Talut ve onun zalim Calut ile savaşması hakkında nazil olan ayetlerden anlaşıldığına göre, Hz. Musa'nın vefatından sonra yüce Allah, nübüvvet makamını, isminin Şemuil olduğu söylenen bir peygambere; imamet, önderlik ve hükümet işini de Talut'a vermiştir. Şimdi olayın detayına geçelim.
Hz. Musa (a.s) vefat ettikten sonra İsrailoğulları'ndan bir grup, kendi dönemlerinin peygamberine şöyle dediler: "Bize bir hükümdar seç ki, onun komutasında Allah yolunda savaşalım." Peygamberleri, onlara şöyle dedi:
"Allah, Talut'u size hükümdar olarak görevlendirmiştir, dedi. Onlar, 'Biz hükümdarlığa ondan lâyık iken ve ona bol bir mal verilmemişken, o, bize hükümdar olmaya nasıl lâyık olabilir?' dediler. Peygamberleri, 'Allah, onu size tercih etmiş, bilgice ve vücutça onun gücünü artırmıştır. Allah, mülkünü (hükümdarlığı) dilediğine verir. Allah, her şeyi kaplar ve bilir.' dedi." [1]

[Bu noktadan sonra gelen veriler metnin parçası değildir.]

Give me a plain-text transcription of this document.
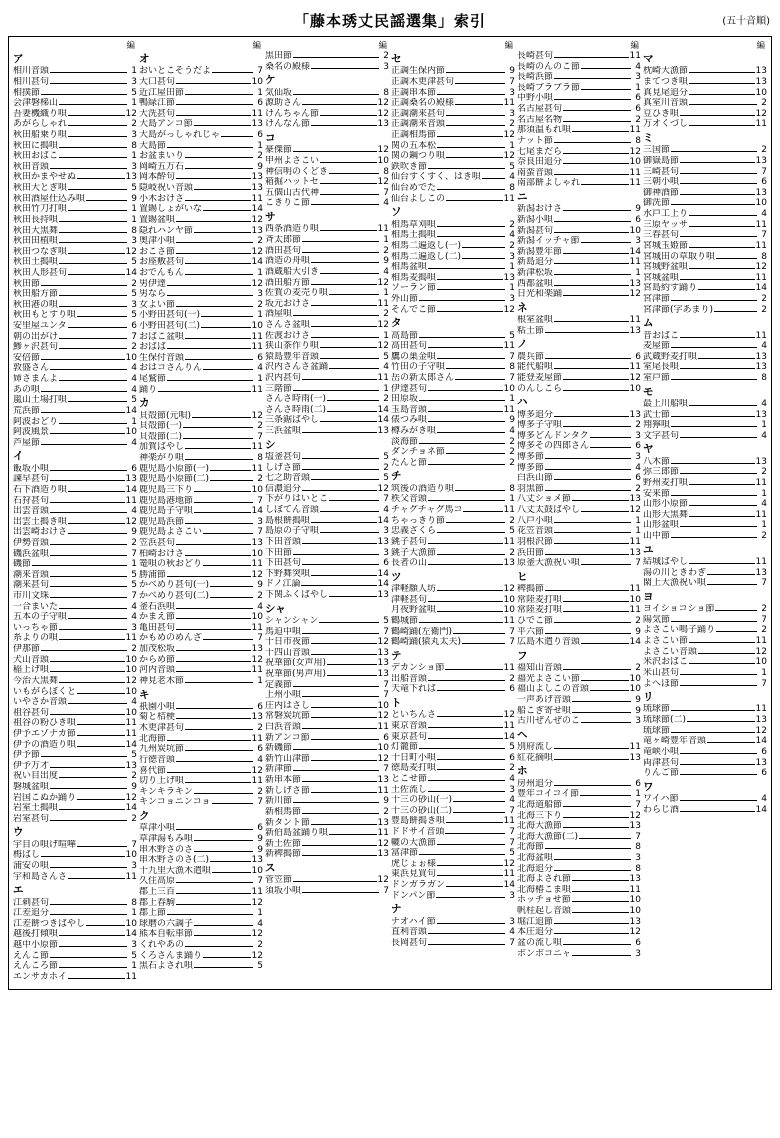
「藤本琇丈民謡選集」索引	(五十音順)
編
ア
相川音頭	1
相川甚句	3
相撲節	5
会津磐梯山	1
吾妻機織り唄	12
あがらしゃれ	2
秋田船乗り唄	3
秋田に搗唄	8
秋田おばこ	1
秋田音頭	3
秋田かまやせぬ	13
秋田大とぎ唄	5
秋田酒屋仕込み唄	9
秋田竹刀打唄	1
秋田長持唄	1
秋田大黒舞	8
秋田田植唄	3
秋田つなぎ唄	12
秋田土搗唄	5
秋田人形甚句	14
秋田節	2
秋田船方節	5
秋田港の唄	3
秋田もとすり唄	5
安里屋ユンタ	6
朝の出がけ	7
鯵ヶ沢甚句	2
安倍節	10
敦盛さん	4
姉さまんよ	4
あの唄	4
嵐山土場打唄	5
荒浜節	14
阿波おどり	1
阿波風景	10
芦屋節	4
イ
飯坂小唄	6
諫早甚句	13
石下酒造り唄	14
石狩甚句	11
出雲音頭	4
出雲土搗き唄	12
出雲崎おけさ	9
伊勢音頭	2
磯浜盆唄	7
磯節	1
潮来音頭	5
潮来甚句	5
市川文珠	7
一合まいた	4
五本の子守唄	4
いっちゃ節	3
糸よりの唄	11
伊那節	2
犬山音頭	10
稲上げ唄	10
今治大黒舞	12
いもがらぼくと	10
いやさか音頭	4
祖谷甚句	10
祖谷の粉ひき唄	11
伊予エゾナカ節	11
伊予の酒造り唄	14
伊予節	5
伊予万才	13
祝い目出度	2
磐城盆唄	9
岩国こぬか踊り	12
岩室土搗唄	14
岩室甚句	2
ウ
宇目の唄げ喧嘩	7
梅ばし	10
浦安の唄	3
宇和島さんさ	11
エ
江刺甚句	8
江差追分	1
江差餅つきばやし	10
越後打傾唄	14
越中小原節	3
えんこ節	5
えんころ節	1
エンサカホイ	11
編
オ
おいとこそうだよ	7
大口甚句	10
近江屋田節	1
鴨緑江節	6
大洗甚句	11
大島アンコ節	13
大島がっしゃれじゃ	6
大島節	1
お盆まいり	2
岡崎五万石	9
岡本酔句	13
隠岐祝い音頭	13
小木おけさ	11
置賜しょがいな	14
置賜盆唄	12
隠れハンヤ節	13
奥津小唄	2
おこさ節	12
お座敷甚句	14
おでんもん	1
男伊達	12
男なら	3
女よい節	2
小野田甚句(一)	1
小野田甚句(二)	10
おばこ盆唄	11
おばば	11
生保付音頭	6
おはコさんりん	4
尾鷲節	1
踊り	11
カ
貝殻節(元唄)	12
貝殻節(一)	2
貝殻節(二)	7
加賀ばやし	11
神楽がり唄	8
鹿児島小原節(一)	11
鹿児島小原節(二)	2
鹿児島三下り	10
鹿児島港地節	7
鹿児島子守唄	14
鹿児島浜節	3
鹿児島よさこい	7
笠浜甚句	13
柏崎おけさ	10
篭唄の秋おどり	11
勝浦節	12
かべめり甚句(一)	9
かべめり甚句(二)	2
釜石浜唄	4
かまえ節	10
亀田甚句	11
かもめのめんざ	7
加茂松坂	13
からめ節	12
河内音頭	11
神見老木節	1
キ
祇園小唄	6
菊と桔梗	13
木更津甚句	2
北海節	11
九州炭坑節	6
行徳音頭	4
喜代節	12
切り上げ唄	11
キンキラキン	2
キンコョニンコョ	7
ク
草津小唄	6
草津湯もみ唄	9
串木野さのさ	9
串木野さのさ(二)	13
十九里大漁木遣唄	10
久住高原	7
郡上三百	11
郡上春駒	12
郡上節	1
球磨の六調子	4
熊本自転車節	12
くれやあの	2
くろさんま踊り	12
黒石よされ唄	5
編
黒田節	2
桑名の殿様	3
ケ
気仙坂	8
源助さん	12
けんちゃん節	12
けんなん節	13
コ
豪傑節	12
甲州よさこい	10
神信明のくどき	8
箱掘ハットセ	12
五個山古代神	7
こきりこ節	4
サ
西条酒造り唄	11
斉太郎節	1
酒田甚句	2
酒造の舟唄	9
酒蔵船大引き	4
酒田船方節	12
佐賀の麦売り唄	1
坂元おけさ	11
酒屋唄	2
さんさ盆唄	12
佐渡おけさ	1
狭山茶作り唄	12
猿島豊年音頭	5
沢内さんさ盆踊	4
沢内甚句	11
三階節	1
さんさ時雨(一)	2
さんさ時雨(二)	14
三条鋸ばやし	14
三浜盆唄	13
シ
塩釜甚句	5
しげさ節	2
七之助音頭	5
信濃追分	12
下がりはいとこ	7
しぼてん音頭	4
島根餅搗唄	14
島原の子守唄	3
下田音頭	13
下田節	3
下田甚句	6
下野舞突唄	14
ドノ江論	14
下関ふくばやし	13
シャ
シャンシャン	5
馬迫中唄	7
十日市夜節	12
十四山音頭	13
祝華節(女声用)	13
祝華節(男声用)	13
定義節	7
上州小唄	7
庄内はさし	10
常磐炭坑節	12
白浜音頭	11
新アンコ節	6
新磯節	10
新竹山津節	12
新津節	7
新串本節	13
新しげさ節	11
新川節	9
新相馬節	2
新タント節	13
新伯島盆踊り唄	11
新土佐節	12
新稗搗節	13
ス
菅笠節	12
須坂小唄	7
編
セ
正調生保内節	9
正調木更津甚句	7
正調串本節	3
正調桑名の殿様	11
正調潮来甚句	3
正調潮来音頭	2
正調相馬節	12
関の五本松	1
関の鋼つり唄	12
鉄吹き節	5
仙台すくすく、はき唄	4
仙台めでた	8
仙台よしこの	11
ソ
相馬草刈唄	2
相馬土搗唄	4
相馬二遍返し(一)	2
相馬二遍返し(二)	3
相馬盆唄	1
相馬麦搗唄	13
ソーラン節	1
外山節	3
そんでこ節	12
タ
高島節	5
高田甚句	11
鷹の巣金唄	7
竹田の子守唄	8
岳の新太郎さん	7
伊達甚句	10
田原坂	1
玉島音頭	11
俵つみ唄	9
樽みがき唄	4
淡海節	2
ダンチョネ節	2
たんと節	2
チ
筑後の酒造り唄	8
秩父音頭	1
チャグチャグ馬コ	11
ちゃっきり節	2
忠義ざくら	5
銚子甚句	11
銚子大漁節	2
長者の山	13
ツ
津軽願人坊	12
津軽甚句	10
月夜野盆唄	10
鶴城節	11
鶴崎踊(左衛門)	7
鶴崎踊(猿丸太夫)	7
テ
デカンショ節	11
出船音頭	2
天竜下れば	6
ト
といちんさ	12
東京音頭	11
東京甚句	14
灯籠節	5
十日町小唄	6
徳島麦打唄	2
とこせ節	4
土佐流し	3
十三の砂山(一)	4
十三の砂山(二)	7
豊島餅搗き唄	11
ドドサイ音頭	7
轆の大漁節	7
富津節	5
虎じょぉ様	12
東浜見買句	11
ドンガラガン	14
ドンパン節	3
ナ
ナオハイ節	3
直利音頭	4
長岡甚句	7
編
長崎甚句	11
長崎のんのこ節	4
長崎浜節	3
長崎ブラブラ節	1
中野小唄	6
名古屋甚句	6
名古屋名物	2
那須温もれ唄	11
ナット節	8
七尾まだら	12
奈良田追分	10
南蛮音頭	11
南部餅よしゃれ	11
ニ
新潟おけさ	9
新潟小唄	6
新潟甚句	10
新潟イッチャ節	3
新潟豊年節	14
新島追分	11
新津松坂	1
西都盆唄	13
日光和楽踊	12
ネ
根室盆唄	11
粘土節	13
ノ
農兵節	6
能代船唄	11
能登麦屋節	12
のんしこら	10
ハ
博多追分	13
博多子守唄	2
博多どんドンタク	3
博多その四郎さん	6
博多節	3
博多節	4
白浜山節	6
羽黒節	2
八丈ショメ節	13
八丈太鼓ばやし	12
八戸小唄	1
花笠音頭	1
羽根沢節	11
浜田節	13
原釜大漁祝い唄	7
ヒ
稗搗節	11
常陸麦打唄	10
常陸麦打唄	11
ひでこ節	2
平六節	9
広島木遣り音頭	14
フ
福知山音頭	2
福光よさこい節	10
福山よしこの音頭	10
一声あげ音頭	9
船こぎ寄せ唄	9
古川ぜんぜのこ	3
ヘ
別府流し	11
紅花摘唄	13
ホ
房州追分	6
豊年コイコイ節	1
北海道船節	7
北海三下り	12
北海大漁節	13
北海大漁節(二)	7
北海節	8
北海盆唄	3
北海追分	8
北海よされ節	13
北海椿こま唄	11
ホッチョせ節	10
帆柱起し音頭	10
堀江追節	13
本庄追分	12
盆の流し唄	6
ボンボコニャ	3
編
マ
枕崎大漁節	13
まてつき唄	13
真見尾追分	10
真室川音頭	2
豆ひき唄	12
万オくづし	11
ミ
三国節	2
御嶽島節	13
三崎甚句	7
三朝小唄	6
御神酒節	13
御洗節	10
水戸工上り	4
三原ヤッサ	11
三春甚句	7
宮城玉姫節	11
宮城田の草取り唄	8
宮城野盆唄	12
宮城盆唄	11
宮島約す踊り	14
宮津節	2
宮津節(字あまり)	2
ム
昔おばこ	11
麦屋節	4
武蔵野麦打唄	13
室尾長唄	13
室戸節	8
モ
最上川船唄	4
武士節	13
翔獰唄	1
文字甚句	4
ヤ
八木節	13
弥三郎節	2
野州麦打唄	11
安来節	1
山形小原節	4
山形大黒舞	11
山形盆唄	1
山中節	2
ユ
結城ばやし	11
湯の川ときわぎ	13
閖上大漁祝い唄	7
ヨ
ヨイショコショ節	2
陽気節	7
よさこい鳴子踊り	2
よさこい節	11
よさこい音頭	12
米沢おばこ	10
米山甚句	1
よへほ節	7
リ
琉球節	11
琉球節(二)	13
琉球節	12
竜ヶ崎豊年音頭	14
竜峡小唄	6
両津甚句	13
りんご節	6
ワ
ワイハ節	4
わらじ酒	14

Yukarıdaki ayetten şu önemli hususular anlaşılmaktadır:
1- Bazen birtakım sebepler, nübüvvet makamı ile imamet ve yöneticilik makamının birbirinden ayrılmasını ve nübüvvet makamının birine, hükümet ve yöneticilik makamının da başka birine verilmesini gerektirebilir; her biri, kendisine verilen makama lâyık görülebilir. Bu iki makamın birbirinden ayrı olmasının mümkün olduğu içindir ki İsrailoğulları, "Ey Peygamber! Sen ondan daha lâyıksın." diye itiraz etmemişler, "Biz ondan daha lâyığız." diye itirazda bulunmuşlardır.
2- Talut'a verilen makam, Allah tarafından kendisine verilmiş bir makamdı. Nitekim Allah-u Teâla şöyle buyurmuştur:
"Allah, Talut'u size hükümdar olarak görevlendirmiştir."
Yine şöyle buyurmuştur:
"Allah, onu size tercih etmiştir."
3- Talut'un ilâhî makam ve mevkii, ordu komutanlığında özetlenmiyordu. Bilâkis o, İsrailoğulları'nın hükümdarı idi. Zira Allah-u Tealâ " hükümdar olarak" buyurmuştur. Yani, Allah onu devlet başkanı ve yöneticisi kılmıştı. Gerçi o gün bu yöneticilikten maksat, Allah yolunda cihatta İsrailoğulları'na önderlik yapmak idi; ama o, bulunduğu makam itibariyle devleti ilgilendiren diğer işleri yapma yetkisine de sahiptir. Nitekim ayetin sonunda şöyle buyurmuştur:
"Allah, mülkünü (hükümdarlığı) dilediğine verir."
4- Toplumu yönetme ve ümmete imamet ve önderlik yapma makamının en önemli şartı, geniş bir ilme sahip olmak ve gerekli bedensel ve ruhsal güce sahip olmaktır. Özellikle bu şart, o zamanlarda ordusuyla birlikte hareket ve çaba içinde olması gereken yöneticiler için daha da gerekliydi. [2]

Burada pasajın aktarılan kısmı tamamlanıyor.